将字符串转换为标题格式

5

我需要将以下内容转换为标题大小写:

  1. 短语中的第一个单词;

  2. 在同一短语中,长度大于 minLength 的其他单词。

我看了ToTitleCase,但结果不如预期。

因此,当 minLength = 2 时,短语 "the car is very fast" 将变成 "The Car is Very Fast"。

我已经能够使用以下方法使第一个单词大写:

Char[] letters = source.ToCharArray();
letters[0] = Char.ToUpper(letters[0]);

而要获得我使用的单词:

Regex.Matches(source, @"\b(\w|['-])+\b"

但我不确定如何将所有这些放在一起。

谢谢, 米格尔


我刚刚更新了我的问题以展示我尝试过的内容。 - Miguel Moura
如果minLength为2,为什么“is”太短而无法转换为标题大小写? - Tim Schmelter
@TimSchmelter 因为 OP 已经说明了“长度大于 minLength”。 - Ulugbek Umirov
2
@UlugbekUmirov:所以 minLength 实际上不够 min 了 ;) - Tim Schmelter
可能是将字符串转换为标题案例的重复问题。 - StayOnTarget
显示剩余2条评论
4个回答

6

示例代码:

string input = "i have the car which is very fast";
int minLength = 2;
string regexPattern = string.Format(@"^\w|\b\w(?=\w{{{0}}})", minLength);
string output = Regex.Replace(input, regexPattern, m => m.Value.ToUpperInvariant());

更新(针对在单个字符串中有多个句子的情况)。

string input = "i have the car which is very fast. me is slow.";
int minLength = 2;
string regexPattern = string.Format(@"(?<=(^|\.)\s*)\w|\b\w(?=\w{{{0}}})", minLength);
string output = Regex.Replace(input, regexPattern, m => m.Value.ToUpperInvariant());

输出:

I Have The Car Which is Very Fast.

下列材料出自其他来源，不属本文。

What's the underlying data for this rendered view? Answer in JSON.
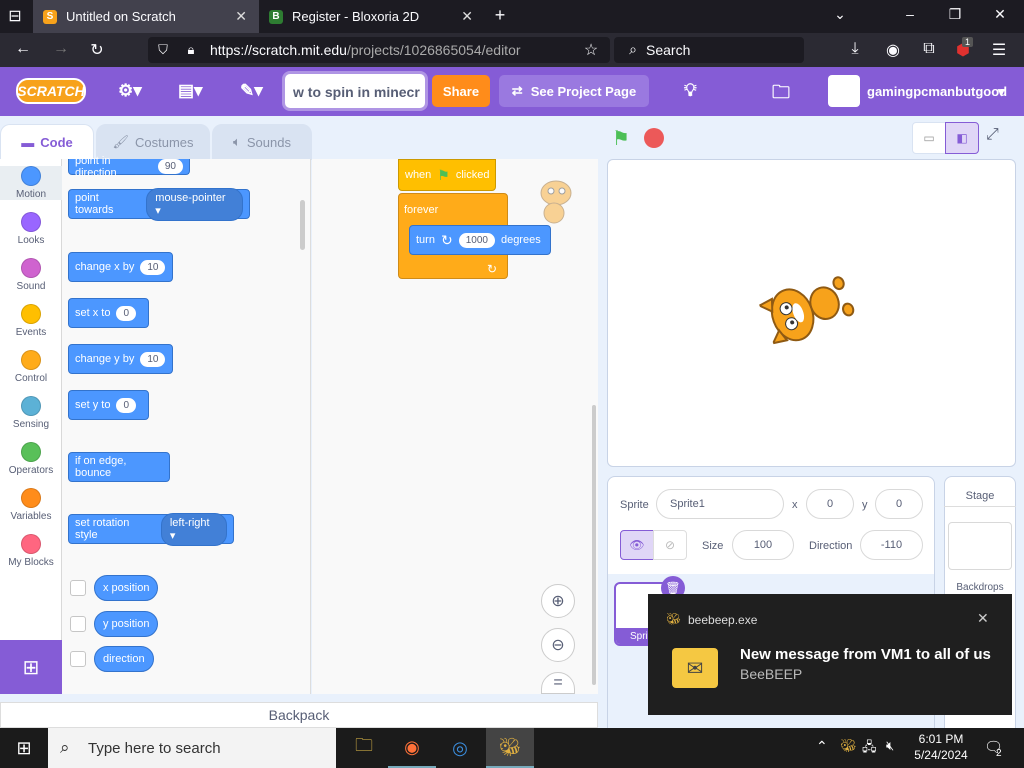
{
  "browser": {
    "tabs": [
      {
        "title": "Untitled on Scratch",
        "icon": "scratch-favicon"
      },
      {
        "title": "Register - Bloxoria 2D",
        "icon": "bloxoria-favicon"
      }
    ],
    "url_host": "https://scratch.mit.edu",
    "url_path": "/projects/1026865054/editor",
    "search_placeholder": "Search",
    "extension_badge": "1"
  },
  "menubar": {
    "logo": "SCRATCH",
    "project_title": "w to spin in minecr",
    "share": "Share",
    "see_project_page": "See Project Page",
    "username": "gamingpcmanbutgood"
  },
  "editor_tabs": [
    "Code",
    "Costumes",
    "Sounds"
  ],
  "categories": [
    {
      "label": "Motion",
      "color": "#4c97ff"
    },
    {
      "label": "Looks",
      "color": "#9966ff"
    },
    {
      "label": "Sound",
      "color": "#cf63cf"
    },
    {
      "label": "Events",
      "color": "#ffbf00"
    },
    {
      "label": "Control",
      "color": "#ffab19"
    },
    {
      "label": "Sensing",
      "color": "#5cb1d6"
    },
    {
      "label": "Operators",
      "color": "#59c059"
    },
    {
      "label": "Variables",
      "color": "#ff8c1a"
    },
    {
      "label": "My Blocks",
      "color": "#ff6680"
    }
  ],
  "palette": {
    "point_in_direction": "point in direction",
    "point_in_direction_val": "90",
    "point_towards": "point towards",
    "point_towards_val": "mouse-pointer",
    "change_x": "change x by",
    "change_x_val": "10",
    "set_x": "set x to",
    "set_x_val": "0",
    "change_y": "change y by",
    "change_y_val": "10",
    "set_y": "set y to",
    "set_y_val": "0",
    "bounce": "if on edge, bounce",
    "rotation_style": "set rotation style",
    "rotation_style_val": "left-right",
    "reporters": [
      "x position",
      "y position",
      "direction"
    ]
  },
  "script": {
    "when": "when",
    "clicked": "clicked",
    "forever": "forever",
    "turn": "turn",
    "turn_val": "1000",
    "degrees": "degrees"
  },
  "sprite_info": {
    "sprite_label": "Sprite",
    "sprite_name": "Sprite1",
    "x_label": "x",
    "x": "0",
    "y_label": "y",
    "y": "0",
    "size_label": "Size",
    "size": "100",
    "direction_label": "Direction",
    "direction": "-110",
    "sprite_thumb_label": "Sprite1"
  },
  "stage_panel": {
    "title": "Stage",
    "backdrops": "Backdrops"
  },
  "backpack": "Backpack",
  "notification": {
    "app": "beebeep.exe",
    "title": "New message from VM1 to all of us",
    "source": "BeeBEEP"
  },
  "taskbar": {
    "search_placeholder": "Type here to search",
    "time": "6:01 PM",
    "date": "5/24/2024",
    "notif_count": "2"
  }
}
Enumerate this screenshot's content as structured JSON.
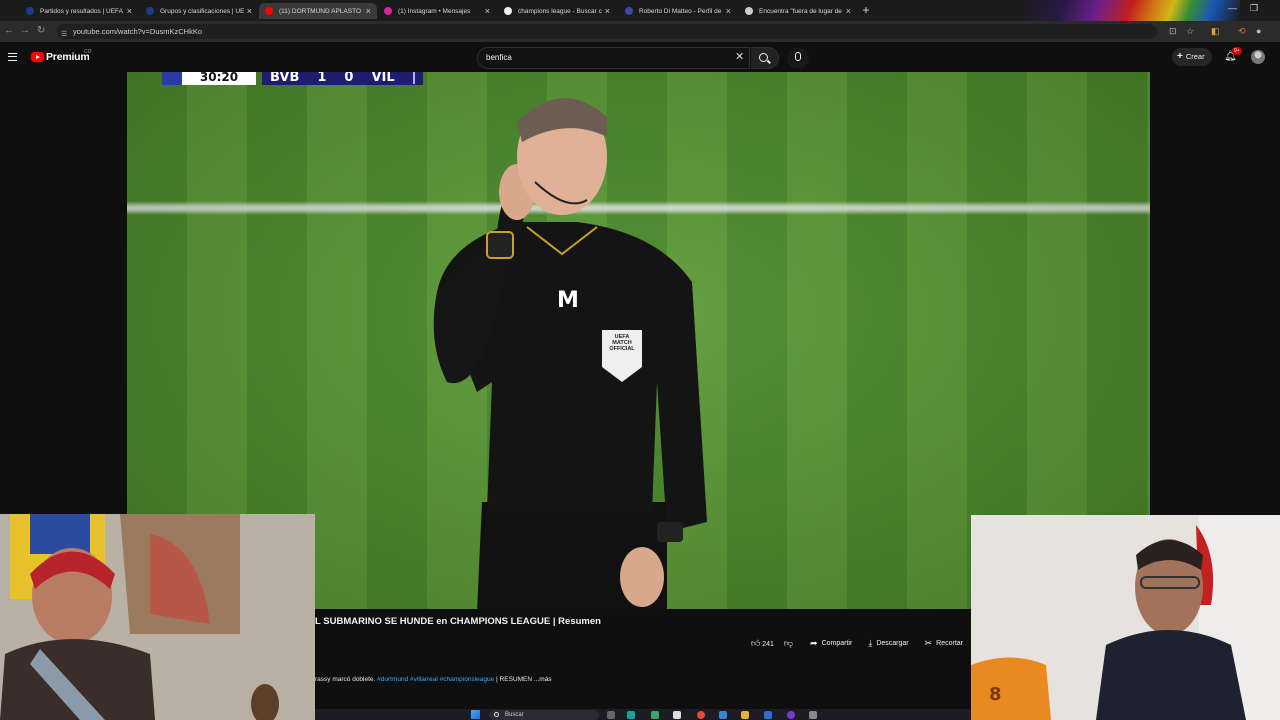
{
  "browser": {
    "tabs": [
      {
        "title": "Partidos y resultados | UEFA Ch",
        "color": "#1a3a8a",
        "active": false
      },
      {
        "title": "Grupos y clasificaciones | UEFA",
        "color": "#1a3a8a",
        "active": false
      },
      {
        "title": "(11) DORTMUND APLASTÓ",
        "color": "#ff0000",
        "active": true
      },
      {
        "title": "(1) Instagram • Mensajes",
        "color": "#d6249f",
        "active": false
      },
      {
        "title": "champions league - Buscar con",
        "color": "#eeeeee",
        "active": false
      },
      {
        "title": "Roberto Di Matteo - Perfil de",
        "color": "#3a4aa0",
        "active": false
      },
      {
        "title": "Encuentra \"fuera de lugar de cu",
        "color": "#cccccc",
        "active": false
      }
    ],
    "close_glyph": "×",
    "new_tab_glyph": "+",
    "url": "youtube.com/watch?v=DusmKzCHkKo"
  },
  "youtube": {
    "brand": "Premium",
    "brand_sup": "CO",
    "search_value": "benfica",
    "create_label": "Crear",
    "notification_count": "9+"
  },
  "scorebug": {
    "clock": "30:20",
    "home": "BVB",
    "home_score": "1",
    "away_score": "0",
    "away": "VIL"
  },
  "video": {
    "title": "L SUBMARINO SE HUNDE en CHAMPIONS LEAGUE | Resumen",
    "like_count": "241",
    "share_label": "Compartir",
    "download_label": "Descargar",
    "clip_label": "Recortar",
    "description_prefix": "rassy marcó doblete.",
    "hashtags": "#dortmund #villarreal #championsleague",
    "description_suffix": "| RESUMEN",
    "more_label": "...más"
  },
  "referee": {
    "badge_line1": "UEFA",
    "badge_line2": "MATCH",
    "badge_line3": "OFFICIAL"
  },
  "taskbar": {
    "search_placeholder": "Buscar"
  }
}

Me is Slow.

您可能希望处理“!”,“?”和其他符号,那么您可以使用以下方法。您可以添加任意数量的句子终止符号。
string input = "i have the car which is very fast! me is slow.";
int minLength = 2;
string regexPattern = string.Format(@"(?<=(^|[.!?])\s*)\w|\b\w(?=\w{{{0}}})", minLength);
string output = Regex.Replace(input, regexPattern, m => m.Value.ToUpperInvariant());

更新 (2) - 将e-marketing转换为E-Marketing(将-视为有效的单词符号):

string input = "i have the car which is very fast! me is slow. it is very nice to learn e-marketing these days.";
int minLength = 2;
string regexPattern = string.Format(@"(?<=(^|[.!?])\s*)\w|\b\w(?=[-\w]{{{0}}})", minLength);
string output = Regex.Replace(input, regexPattern, m => m.Value.ToUpperInvariant());

如何将您的示例扩展到长度大于2的所有单词以及第一个单词和点后面的单词,即使它们的长度小于2? - Miguel Moura
我进行了测试,除了一个例外,它似乎可以正常工作。如果我有一个像“e-marketing”这样的单词,我希望它变成“E-Marketing”,但此时我得到的是“e-Marketing”。您的示例能否解决这个问题?谢谢。 - Miguel Moura
@MDMoura 添加了“-”的处理。 - Ulugbek Umirov
@MDMoura,正确的标题应该是“电子营销”(类似于“电子商务”)吗? - user2819245
1
@elgonzo 没有严格的规定:http://laurenedwardssv.blogspot.com.tr/2010/03/e-commerce-e-commerce-or-not-so-easy-to.html - Ulugbek Umirov
@UlugbekUmirov 谢谢你的帮助...我刚刚将其标记为答案。 - Miguel Moura

1

英文标题大小写非常复杂,而且无法计算。这是事实。

你能得到的最好结果是一个程序,根据你喜欢的单词列表更改所有小写单词。但对于所有口语表达来说,这仍然是错误的。虽然扩展的变体列表可以捕捉其中许多,但有些仍然无法在没有语义分析的情况下确定。以下是两个例子:

  • Running on/On Empty
  • Working on/On a Building

后者确实可以从上下文中清楚地理解;前者则不行。虽然有明显的意义差异,但计算机无法决定哪一个是正确的。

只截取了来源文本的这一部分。